L’Italia è conosciuta nel mondo per la capacità di coniugare creatività, ricerca e innovazione. Non sorprende quindi che anche il campo della biomimesi stia attirando un interesse crescente da parte di università, aziende e centri di ricerca.

Dalle applicazioni nel settore energetico ai progetti di edilizia sostenibile, il nostro Paese sta sperimentando soluzioni che prendono ispirazione direttamente dai processi biologici e dagli ecosistemi naturali. L’obiettivo è sviluppare tecnologie capaci di migliorare l’efficienza energetica e ridurre l’impatto ambientale senza rinunciare alle prestazioni.

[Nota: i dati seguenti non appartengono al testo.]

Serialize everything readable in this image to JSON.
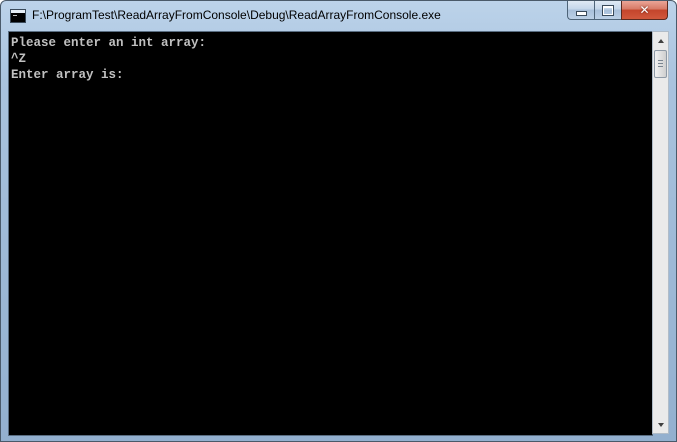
{
  "window": {
    "title": "F:\\ProgramTest\\ReadArrayFromConsole\\Debug\\ReadArrayFromConsole.exe",
    "icon": "console-app-icon",
    "close_label": "✕"
  },
  "console": {
    "lines": [
      "Please enter an int array:",
      "^Z",
      "Enter array is:"
    ],
    "background_color": "#000000",
    "text_color": "#c0c0c0"
  },
  "colors": {
    "titlebar": "#a9c3de",
    "close_button": "#c4452c"
  }
}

Questo approccio si integra perfettamente con i principi della bioedilizia, che promuove l’utilizzo di materiali sostenibili e tecniche costruttive rispettose dell’ambiente. Allo stesso modo, i concetti della biomimesi trovano applicazione negli Ecovillaggi, dove progettazione degli spazi, gestione delle risorse e sostenibilità ambientale convivono in un unico modello.

Guardando al futuro dell’energia, la biomimesi potrebbe rappresentare uno degli strumenti più efficaci per affrontare le sfide della transizione ecologica. La natura continua infatti a offrire esempi straordinari di efficienza, adattamento e resilienza: imparare a osservare questi modelli e trasformarli in innovazione potrebbe essere una delle chiavi per costruire città, tecnologie e sistemi energetici sempre più sostenibili.

In fondo, l’innovazione più avanzata potrebbe essere proprio quella che prende ispirazione da ciò che esiste da sempre.